You may marry a rich partner who will promise that you obtain financial freedom.
But all of these remote possibilities would not guarantee financial freedom if you don’t know what your income and expenditure (spending) is today, or what it is going to be in the future.
The fact is, if your wealth (amount of money or assets) does not provide sufficient INCOME to cover what you spend every year AND to maintain the real value of the investment after accounting for inflation, you will become poor sooner or later.
There is a link below to a simple Terms of Reference for wealth planning, aimed at those people who are in debt (Level 0 investor).
Its use is to write down your life wealth objectives and to begin a wealth plan. Although this is targeted at Level 0 investors (those with net debt) it is equally applicable to those who have not previously planned how their wealth is going to increase with time, be they Level 1 investors whose wealth is less than £50,000 excluding the property they live in, Level 2 whose wealth is between £50,000 and £500,000 or Level 3 whose wealth exceeds £500,000.
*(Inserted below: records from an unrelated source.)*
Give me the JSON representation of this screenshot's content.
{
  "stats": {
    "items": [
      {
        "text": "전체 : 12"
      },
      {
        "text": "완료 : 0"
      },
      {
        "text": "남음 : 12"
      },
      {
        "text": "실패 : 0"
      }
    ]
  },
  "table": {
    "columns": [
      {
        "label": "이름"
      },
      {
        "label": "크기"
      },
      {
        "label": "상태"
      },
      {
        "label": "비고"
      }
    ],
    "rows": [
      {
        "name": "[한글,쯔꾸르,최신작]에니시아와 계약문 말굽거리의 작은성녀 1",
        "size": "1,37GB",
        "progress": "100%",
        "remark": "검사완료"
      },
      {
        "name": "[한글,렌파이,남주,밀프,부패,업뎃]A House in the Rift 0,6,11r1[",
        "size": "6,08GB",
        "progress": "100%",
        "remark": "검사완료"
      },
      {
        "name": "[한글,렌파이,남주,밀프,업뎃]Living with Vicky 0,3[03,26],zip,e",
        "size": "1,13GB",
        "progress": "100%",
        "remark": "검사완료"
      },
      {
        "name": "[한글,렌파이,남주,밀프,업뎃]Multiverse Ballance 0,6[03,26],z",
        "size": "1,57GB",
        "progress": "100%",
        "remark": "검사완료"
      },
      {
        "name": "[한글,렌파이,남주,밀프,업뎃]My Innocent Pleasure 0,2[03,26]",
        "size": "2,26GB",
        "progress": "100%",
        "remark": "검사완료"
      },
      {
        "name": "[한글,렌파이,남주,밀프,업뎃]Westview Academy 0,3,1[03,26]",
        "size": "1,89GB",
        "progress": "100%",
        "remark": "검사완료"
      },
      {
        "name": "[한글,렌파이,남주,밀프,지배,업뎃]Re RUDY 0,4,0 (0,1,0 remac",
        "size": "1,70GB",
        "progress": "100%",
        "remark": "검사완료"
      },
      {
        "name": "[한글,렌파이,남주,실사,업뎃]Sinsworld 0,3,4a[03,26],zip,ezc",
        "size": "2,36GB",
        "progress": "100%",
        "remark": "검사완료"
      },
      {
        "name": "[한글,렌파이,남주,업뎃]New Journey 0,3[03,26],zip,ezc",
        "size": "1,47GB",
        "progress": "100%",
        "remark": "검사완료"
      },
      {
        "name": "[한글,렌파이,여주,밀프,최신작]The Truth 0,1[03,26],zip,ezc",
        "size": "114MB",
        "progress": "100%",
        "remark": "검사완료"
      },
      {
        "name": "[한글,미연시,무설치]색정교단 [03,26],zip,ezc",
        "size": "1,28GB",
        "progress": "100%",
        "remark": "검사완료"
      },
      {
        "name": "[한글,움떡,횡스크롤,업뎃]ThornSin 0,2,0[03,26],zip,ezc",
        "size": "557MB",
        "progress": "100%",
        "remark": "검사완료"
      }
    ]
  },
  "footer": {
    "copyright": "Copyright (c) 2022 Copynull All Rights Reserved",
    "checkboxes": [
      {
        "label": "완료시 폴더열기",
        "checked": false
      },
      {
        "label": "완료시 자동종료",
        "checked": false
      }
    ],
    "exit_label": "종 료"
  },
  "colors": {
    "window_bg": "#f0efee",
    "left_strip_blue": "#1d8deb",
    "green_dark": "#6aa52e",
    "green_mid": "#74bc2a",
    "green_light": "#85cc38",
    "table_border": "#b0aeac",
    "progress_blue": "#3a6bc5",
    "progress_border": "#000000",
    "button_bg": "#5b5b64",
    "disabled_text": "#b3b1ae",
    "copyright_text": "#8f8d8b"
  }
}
http://tinyurl.com/ydrmozr
So how is this going to help you?
In the MoneySavingExpert personal budget referred to in the Wealth Planning Template linked above, the baseline result was a family earning £3,517 per month, and spending £3,731per month (£215 more than income).
In the example below, the spending categories were separated into Essential (eg mortgage/rent, water, electricity, gas) and Discretionary (eg beauty treatment, dining out, etc).
When all of the Discretionary categories were considered, the example family decided on the following changes to monthly costs:
The result of a mild cost containment plan is a reduction of spending of £634.85 per month PLUS, a 100% increase in credit card debt repayments from £50 per month to £100 per month.
Priority
Not everyone will agree which spending categories should be changed, with priority, but it is important to first know where the money is being spent, then to make changes to the amount of that spend to achieve an objective.
Stakeholder agreement
It is also important that all stakeholders agree with the plan, and agree with the targets for spend reduction. In this family’s case, if they stick to their desired spend in all categories, instead of spending £215 more than they earn, they will spend £421 LESS than they earn, and have paid off an additional £600 credit card debt in one year.
What's the real goal?
That amounts to a cash surplus of £5,650 in the first year from a cash deficit of £2,580 the previous year. If debt interest was being paid at 10% of debt, that also reduces debt interest by around £560 per year. So the real gain is £6,210 in the year.
In section 6 of the work plan and milestones, it is stated that a saving of £6,000 per year was required to reach the goal of zero debt. Detailed planning and budgeting shows this is possible within one year.